August 23, 1994|By Jon Morgan | Jon Morgan,Sun Staff Writer

The revelation that former Dunbar athletic director Pete Pompey paid for summer camp and college entrance exams for some players could put NCAA enforcers in a tough position: having to punish students for a coach's well-meaning actions.

As a high school administrator and coach, Pompey is beyond the reach of the NCAA. However, by accepting Pompey's assistance, the players inadvertently may have voided their eligibility to play.

An investigative report by Baltimore State's Attorney Stuart O. Simms, obtained Friday by The Sun, alleged that Pompey deposited money from a fund-raising concession stand at Orioles games into an unauthorized checking account.

Some of the money then was used to pay for nine athletes to attend summer school or camp, and for 17 to take college entrance exams. Simms' report concluded that no crimes had been committed.

The NCAA has strict rules designed to limit college competition to amateurs, and accepting some types of financial assistance -- even as innocuous as helping with a less than $20 ACT fee -- could cost the players their amateur status.

The rules are designed to avoid the appearance of "pay for play," said Chuck Smrt, director of the NCAA enforcement division.

He declined to discuss the Pompey case, but said determination of eligibility is made on a case-by-case basis, beginning with the college the student attends. "It would be up to the member school that the athlete goes to," Smrt said.

The names of the players affected were not immediately available, but one, Maryland forward Keith Booth, said he is not concerned about NCAA action because he doesn't think anything Pompey did was wrong.

"Coach Pompey has done a lot for me. Not only did he teach me about basketball, but he taught me about life," Booth said.

Pompey paid for his college entrance exam, he said.

"I'm sure that if he felt what he did was against NCAA regulations, he wouldn't have done it," Booth said.

The administrator responsible for NCAA rule compliance at the College Park campus, Suzanne Tyler, said yesterday that she was unaware of the allegations.

"If someone did improper things, it could affect eligibility. It's something we will need to look into further," said Tyler, Maryland's senior associate director of athletics.

"That's a shame because there are lots of ways to get ACTs and SATs for free," Tyler said.

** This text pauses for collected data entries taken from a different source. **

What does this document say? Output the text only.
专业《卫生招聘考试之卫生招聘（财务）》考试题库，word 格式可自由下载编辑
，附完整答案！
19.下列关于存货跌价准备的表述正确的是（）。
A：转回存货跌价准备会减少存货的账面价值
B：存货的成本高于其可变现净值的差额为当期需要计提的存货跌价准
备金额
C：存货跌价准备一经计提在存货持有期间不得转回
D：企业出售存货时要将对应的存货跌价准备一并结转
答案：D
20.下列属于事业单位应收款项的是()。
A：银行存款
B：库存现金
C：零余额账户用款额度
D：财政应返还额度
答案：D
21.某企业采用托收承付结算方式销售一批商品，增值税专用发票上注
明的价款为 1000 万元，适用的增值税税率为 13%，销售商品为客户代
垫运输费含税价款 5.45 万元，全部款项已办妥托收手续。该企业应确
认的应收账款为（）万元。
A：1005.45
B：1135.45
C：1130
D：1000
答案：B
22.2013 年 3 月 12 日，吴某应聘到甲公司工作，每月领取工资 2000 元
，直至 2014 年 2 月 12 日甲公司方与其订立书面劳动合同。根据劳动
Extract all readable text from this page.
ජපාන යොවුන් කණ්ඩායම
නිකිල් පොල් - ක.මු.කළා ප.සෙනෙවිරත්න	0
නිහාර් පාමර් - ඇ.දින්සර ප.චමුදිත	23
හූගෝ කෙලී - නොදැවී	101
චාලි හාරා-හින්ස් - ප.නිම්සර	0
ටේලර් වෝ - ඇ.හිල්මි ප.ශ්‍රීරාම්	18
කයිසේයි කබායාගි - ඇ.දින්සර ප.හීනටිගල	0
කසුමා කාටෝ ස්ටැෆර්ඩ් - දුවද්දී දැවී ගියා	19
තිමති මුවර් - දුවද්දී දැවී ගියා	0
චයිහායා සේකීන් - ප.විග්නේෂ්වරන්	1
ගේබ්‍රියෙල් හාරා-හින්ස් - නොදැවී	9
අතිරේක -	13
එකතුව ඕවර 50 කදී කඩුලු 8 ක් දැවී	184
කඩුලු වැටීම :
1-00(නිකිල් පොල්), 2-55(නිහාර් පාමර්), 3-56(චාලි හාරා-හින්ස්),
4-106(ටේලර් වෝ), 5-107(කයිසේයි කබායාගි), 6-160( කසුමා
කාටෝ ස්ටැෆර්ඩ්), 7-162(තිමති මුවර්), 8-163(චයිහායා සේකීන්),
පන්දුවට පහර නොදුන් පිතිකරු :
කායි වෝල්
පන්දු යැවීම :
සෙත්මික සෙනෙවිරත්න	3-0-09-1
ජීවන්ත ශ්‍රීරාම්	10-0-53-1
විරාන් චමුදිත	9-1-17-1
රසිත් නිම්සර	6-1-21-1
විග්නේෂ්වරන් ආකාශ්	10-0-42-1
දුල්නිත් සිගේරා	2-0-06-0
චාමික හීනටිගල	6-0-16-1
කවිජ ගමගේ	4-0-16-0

The state's attorney's report said investigators contacted the NCAA.

"The response indicates that because only certain athletes, and not students in general, received funds to pay for summer school, camp and testing, such a procedure constitutes preferential treatment and is precluded under NCAA bylaws," the state's attorney's report said.

Investigators received a similar response from the Maryland Public Secondary Schools Athletic Association, which the Baltimore City school system joined in 1992.

Ned Sparks, executive director of the MPSSAA, said the school system on Thursday officially notified the state association of possible rules violations, as required by its membership.

The school system is responsible for investigating allegations, he said. Among the possible penalties are banning the school from postseason play or declaring the coach ineligible.

"If they find there are violations they have to apply the penalties," Mr. Sparks said.

Other former Pompey basketball players who play in the NCAA or will begin doing so this season include Cyrus Jones (West Virginia), Michael Lloyd (Syracuse), Donta Bright (Massachusetts), Norman Nolan (Virginia), Alexander Mobley (UMES) and Rodney Elliott (Maryland).